Customer Experience News & Trends

Don’t let your salespeople see this

Some experts think you should fire a third of your sales force —  and that you should make it an annual practice. 

Companies perform certain tasks every year: They conduct an internal audit, box up old records for storage, file their tax returns and … fire a good chunk of their sales force?

Most organizations probably don’t do the last task on this list. But there are some people in the field of sales management who believe that’s your best route to a significant uptick in business results.

The benchmark to shoot for: Turnover 20%-35% of your salespeople every 12-18 months.

Here’s why it’s not as crazy as it sounds.

When pressed, you and other members of the management team could probably come up with a list of salespeople who aren’t quite cutting the mustard. Yet they continue to linger on your payroll, quarter after quarter, just the same.

The reason? They’re salespeople, after all, so they’re pretty persuasive:

  • They’re this close to closing a huge deal.
  • They have a pipeline full of extremely promising prospects.
  • It’s the economy that’s killing everybody.

And yet, they still don’t quite hit the numbers you’re hoping for.

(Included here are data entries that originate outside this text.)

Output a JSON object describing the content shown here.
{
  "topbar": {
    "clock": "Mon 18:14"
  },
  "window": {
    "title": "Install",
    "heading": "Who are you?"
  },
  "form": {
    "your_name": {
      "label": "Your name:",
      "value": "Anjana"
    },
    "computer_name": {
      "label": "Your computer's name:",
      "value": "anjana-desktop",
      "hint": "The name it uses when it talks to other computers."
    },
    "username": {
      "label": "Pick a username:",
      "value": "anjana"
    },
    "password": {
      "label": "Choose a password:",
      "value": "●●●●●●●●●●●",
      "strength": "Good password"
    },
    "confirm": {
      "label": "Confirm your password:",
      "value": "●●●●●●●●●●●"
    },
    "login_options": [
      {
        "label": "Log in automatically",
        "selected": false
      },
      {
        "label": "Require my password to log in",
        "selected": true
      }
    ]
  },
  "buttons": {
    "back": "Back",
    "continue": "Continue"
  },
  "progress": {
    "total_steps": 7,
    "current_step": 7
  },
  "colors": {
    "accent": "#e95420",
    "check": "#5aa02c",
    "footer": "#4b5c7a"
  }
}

Time to crank up the heat. Now’s the time to make sure salespeople have clear goals set for them and that you’re tracking who’s meeting expectations and who isn’t up to snuff.  Your finance folks can certainly help you here to be sure projections are in line with the current economic situation and the conditions in your specific industry.

Then, when people still aren’t making the numbers you expect from them, it could well be time to let them go.

True, it costs your company money to bring new employees on board. But a more motivated and better performing sales force will more than make up for the costs of recruiting and training.

Not to mention the impact this get-tough approach will have on the salespeople who made the cut. They’ll undoubtedly be less likely to let their numbers slip when they know it could mean a pink slip.